The 1968 Arizona Wildcats football team represented the University of Arizona in the Western Athletic Conference (WAC) during the 1968 NCAA University Division football season. In their second and final season under head coach Darrell Mudra, the Wildcats compiled an 8–3 record (5–1 against WAC opponents), finished in a tie for second place in the WAC, lost to Auburn in the Sun Bowl, and outscored their opponents, 186 to 149. The team played its home games in Arizona Stadium in Tucson, Arizona.

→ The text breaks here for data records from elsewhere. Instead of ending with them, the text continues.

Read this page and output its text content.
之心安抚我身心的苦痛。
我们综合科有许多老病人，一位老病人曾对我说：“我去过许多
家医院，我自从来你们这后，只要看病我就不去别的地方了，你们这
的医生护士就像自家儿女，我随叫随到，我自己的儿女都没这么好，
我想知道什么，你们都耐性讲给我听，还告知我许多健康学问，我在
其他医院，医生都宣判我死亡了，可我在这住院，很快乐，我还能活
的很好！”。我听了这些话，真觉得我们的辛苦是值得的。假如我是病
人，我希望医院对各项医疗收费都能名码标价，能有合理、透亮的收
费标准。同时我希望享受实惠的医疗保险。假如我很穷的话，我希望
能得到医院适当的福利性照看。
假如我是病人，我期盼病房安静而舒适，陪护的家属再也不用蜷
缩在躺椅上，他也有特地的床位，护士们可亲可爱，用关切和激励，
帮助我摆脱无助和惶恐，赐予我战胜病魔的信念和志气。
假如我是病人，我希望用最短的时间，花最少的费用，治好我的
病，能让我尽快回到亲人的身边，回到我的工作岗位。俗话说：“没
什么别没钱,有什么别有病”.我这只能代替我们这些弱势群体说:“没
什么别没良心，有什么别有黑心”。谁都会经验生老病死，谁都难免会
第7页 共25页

The team's statistical leaders included Mark Driscoll with 927 passing yards, Noki Fulmaono with 579 rushing yards, and Ron Gardin with 892 receiving yards.

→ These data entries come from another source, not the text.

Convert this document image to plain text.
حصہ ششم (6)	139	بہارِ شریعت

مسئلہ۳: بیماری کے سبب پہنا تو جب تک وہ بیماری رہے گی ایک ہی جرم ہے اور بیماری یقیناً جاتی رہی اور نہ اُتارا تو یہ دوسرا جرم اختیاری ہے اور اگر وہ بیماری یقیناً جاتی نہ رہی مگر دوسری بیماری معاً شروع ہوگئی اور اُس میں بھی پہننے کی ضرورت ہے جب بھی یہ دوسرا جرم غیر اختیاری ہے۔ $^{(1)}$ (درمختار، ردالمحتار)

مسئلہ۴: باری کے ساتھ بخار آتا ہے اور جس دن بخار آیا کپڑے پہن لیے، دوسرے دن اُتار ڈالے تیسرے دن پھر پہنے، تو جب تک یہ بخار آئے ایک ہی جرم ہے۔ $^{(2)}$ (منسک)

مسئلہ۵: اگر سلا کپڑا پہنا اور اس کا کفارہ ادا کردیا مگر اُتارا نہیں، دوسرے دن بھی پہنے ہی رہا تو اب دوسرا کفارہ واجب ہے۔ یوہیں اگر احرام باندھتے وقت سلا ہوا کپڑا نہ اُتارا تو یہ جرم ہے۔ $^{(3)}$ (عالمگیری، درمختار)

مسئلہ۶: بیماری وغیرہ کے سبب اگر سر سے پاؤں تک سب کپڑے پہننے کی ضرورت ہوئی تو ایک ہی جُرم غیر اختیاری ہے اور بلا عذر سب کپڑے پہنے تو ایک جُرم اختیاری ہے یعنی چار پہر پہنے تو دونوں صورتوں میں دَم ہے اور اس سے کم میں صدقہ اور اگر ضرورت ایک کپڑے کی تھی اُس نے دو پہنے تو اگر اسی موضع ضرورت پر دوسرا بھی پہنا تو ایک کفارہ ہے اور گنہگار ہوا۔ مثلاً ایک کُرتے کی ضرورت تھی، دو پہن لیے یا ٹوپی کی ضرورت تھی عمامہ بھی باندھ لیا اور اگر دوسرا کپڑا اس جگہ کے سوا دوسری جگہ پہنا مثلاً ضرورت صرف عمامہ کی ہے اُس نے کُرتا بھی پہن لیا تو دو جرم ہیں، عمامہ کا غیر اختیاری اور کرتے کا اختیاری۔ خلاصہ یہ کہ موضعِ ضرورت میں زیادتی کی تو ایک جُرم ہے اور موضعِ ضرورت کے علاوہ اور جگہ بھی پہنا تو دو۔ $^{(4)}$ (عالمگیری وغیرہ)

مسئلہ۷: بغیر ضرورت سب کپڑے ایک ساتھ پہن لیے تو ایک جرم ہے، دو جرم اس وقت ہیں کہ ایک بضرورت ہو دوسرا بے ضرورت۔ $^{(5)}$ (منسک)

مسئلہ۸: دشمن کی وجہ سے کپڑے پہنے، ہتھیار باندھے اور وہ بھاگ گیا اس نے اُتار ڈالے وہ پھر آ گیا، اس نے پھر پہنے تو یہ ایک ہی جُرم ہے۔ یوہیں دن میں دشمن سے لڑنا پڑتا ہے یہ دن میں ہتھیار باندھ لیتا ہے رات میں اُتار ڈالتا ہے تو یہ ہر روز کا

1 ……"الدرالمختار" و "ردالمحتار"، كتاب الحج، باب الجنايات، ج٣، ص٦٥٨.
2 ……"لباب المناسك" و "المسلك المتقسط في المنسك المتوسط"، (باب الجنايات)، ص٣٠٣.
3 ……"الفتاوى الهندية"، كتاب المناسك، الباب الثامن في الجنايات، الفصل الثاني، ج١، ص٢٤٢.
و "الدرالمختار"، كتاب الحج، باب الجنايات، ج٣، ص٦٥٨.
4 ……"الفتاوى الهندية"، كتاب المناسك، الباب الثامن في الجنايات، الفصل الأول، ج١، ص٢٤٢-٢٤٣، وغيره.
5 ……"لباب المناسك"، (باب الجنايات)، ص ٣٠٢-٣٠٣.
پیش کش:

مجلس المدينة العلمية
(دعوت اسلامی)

Mudra stepped down as Arizona coach at the end of the season to accept the head coaching position at Western Illinois, and the Wildcats had to find a new coach for the 1969 season.

==Schedule==

| Date | Opponent | Rank | Site | Result | Attendance | Source |
| September 21 | at Iowa State* |  | Clyde Williams Field; Ames, IA; | W 21–12 | 20,908 |  |
| September 28 | at New Mexico |  | University Stadium; Albuquerque, NM (rivalry); | W 19–8 | 13,749 |  |
| October 5 | UTEP |  | Arizona Stadium; Tucson, AZ; | W 25–0 | 37,300 |  |
| October 19 | BYU |  | Arizona Stadium; Tucson, AZ; | W 19–3 | 37,650 |  |
| October 26 | at Indiana* |  | Seventeenth Street Stadium; Bloomington, IN; | L 13–16 | 44,847 |  |
| November 2 | Washington State* |  | Arizona Stadium; Tucson, AZ; | W 28–14 | 31,400 |  |
| November 9 | at Air Force* |  | Falcon Stadium; Colorado Springs, CO; | W 14–10 | 32,196 |  |
| November 16 | at Utah |  | Ute Stadium; Salt Lake City, UT; | W 16–15 | 16,544 |  |
| November 23 | No. 20 Wyoming |  | Arizona Stadium; Tucson, AZ; | W 14–7 | 40,500 |  |
| November 30 | No. 20 Arizona State | No. 19 | Arizona Stadium; Tucson, AZ (rivalry); | L 7–30 | 41,350 |  |
| December 28 | vs. Auburn* |  | Sun Bowl; El Paso, TX (Sun Bowl); | L 10–34 | 32,302 |  |
*Non-conference game; Rankings from AP Poll released prior to the game;

==Game summaries==
===Arizona State===

Prior to the matchup against Arizona State, Wildcat coach Mudra contacted the Sun Bowl committee about the possibility of having the winner of the Arizona–ASU game play in the bowl game. Wyoming, the eventual WAC winner, had won the conference in the previous two seasons, but lost to Arizona in their head-to-head matchup in 1968 and defeated ASU. As a result, Arizona had a slight better conference record that both Wyoming and ASU and Mudra issued an ultimatum to the Sun Bowl committee that Arizona would either be invited to play regardless of the result of the ASU game or not play a bowl at all. The committee chose the Wildcats to appear in the bowl, much to the anger of ASU and their fans.

In the rivalry game itself, Arizona State shook off the controversy and defeated Arizona in a game that was known to fans as the “Ultimatum Bowl”. ASU was left out of a bowl game due to a lack of bowl games available at the time.

===Auburn (Sun Bowl)===

In their first bowl appearance since 1948, the Wildcats took on Auburn from the SEC. After a 10–10 tie at the half, the Tigers broke the game open in the second half on its way to a 34–10 victory.